As concerns about the security of federal data grow, it makes sense that CWP platforms not only ensure data is stored in the cloud confidentially but also detect and attempt to mitigate threats such as malware, ransomware and unauthorized access. This is often done through a combination of real-time monitoring, behavioral analysis and machine learning algorithms trained to identify abnormal activities.
“CWP solutions are essential for federal agencies, as they are increasingly adopting cloud services to stand up new applications and services quickly to meet requirements and mandates,” Montha says. “It is critical to protect data and workloads that inform and power their operations and missions.”
Agencies working toward cloud-native app development are most likely to adopt CWP, and this helps ensure compliance with the Federal Information Security Modernization Act, Federal Risk and Authorization Management Program and Department of Defense impact level certifications.

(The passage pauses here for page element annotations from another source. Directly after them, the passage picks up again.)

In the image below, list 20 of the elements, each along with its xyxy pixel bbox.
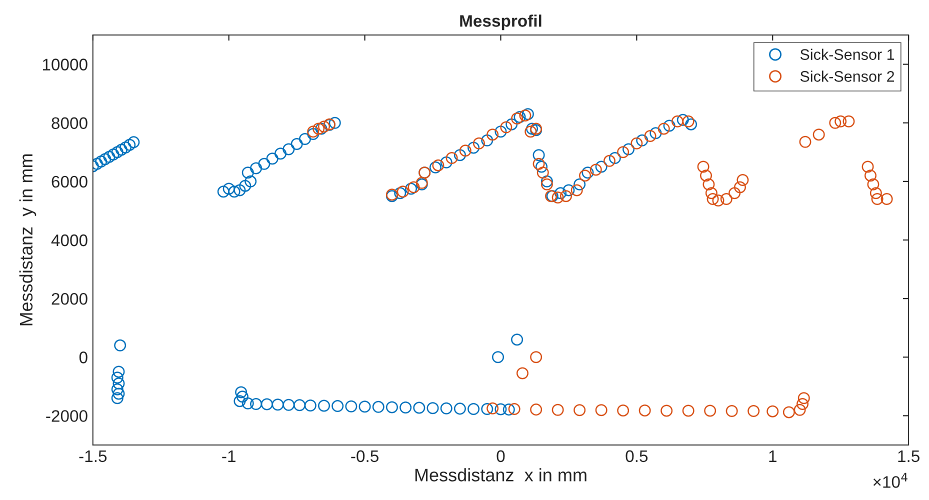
legend-label: Sick-Sensor 1	[800, 48, 894, 60]
y-tick-label: -2000	[46, 410, 88, 422]
y-tick-label: 0	[79, 352, 88, 364]
x-tick-label: -1.5	[79, 450, 107, 462]
x-tick-label: -1	[222, 450, 236, 462]
x-tick-label: -0.5	[351, 450, 378, 462]
text: ×10$^{4}$	[873, 472, 908, 488]
y-tick-label: 2000	[52, 292, 88, 305]
x-axis-title: Messdistanz x in mm	[415, 468, 586, 482]
x-tick-label: 1.5	[898, 450, 920, 462]
x-tick-label: 1	[769, 450, 776, 462]
y-tick-label: 6000	[52, 176, 88, 188]
y-axis-title: Messdistanz y in mm	[19, 154, 36, 326]
legend-label: Sick-Sensor 2	[800, 70, 894, 82]
x-tick-label: 0.5	[626, 450, 648, 462]
y-tick-label: 8000	[52, 117, 88, 130]
y-tick-label: 10000	[42, 58, 88, 70]
chart-title: Messprofil	[460, 14, 542, 30]
y-tick-label: 4000	[51, 234, 88, 246]
x-tick-label: 0	[496, 450, 505, 462]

CWP further aligns with the zero-trust security model agencies are required to adopt, which emphasizes the need to verify and secure all users and devices on their networks regardless of location in the era of remote work, Sangiuliano says.
What’s more, CWP scales up and down with cloud environments.
The CWP Solutions Available to Agencies
Agencies have many CWP solutions available to them, and the technology is rapidly evolving. Traditional security companies and hyperscalers offer CWP platforms, as do other tech players such as Nutanix, with its Cloud Platform.
Because different solutions address different facets of the CWP framework (not necessarily most of them), it’s important for agencies to build defense in depth — an all-encompassing solution that meets as many requirements as possible.
“Choosing a CWP platform for federal agencies involves careful consideration of various factors to ensure that the selected solution aligns with security requirements, compliance standards and the agency’s specific needs,” Montha says. “They should begin with an evaluation of all of the cloud platforms they are using.”
From there, agencies must review solutions that address the CWP framework, such as threat detection and prevention, vulnerability management, encryption and data protection, incident response, continuous monitoring and reporting, and compliance certification.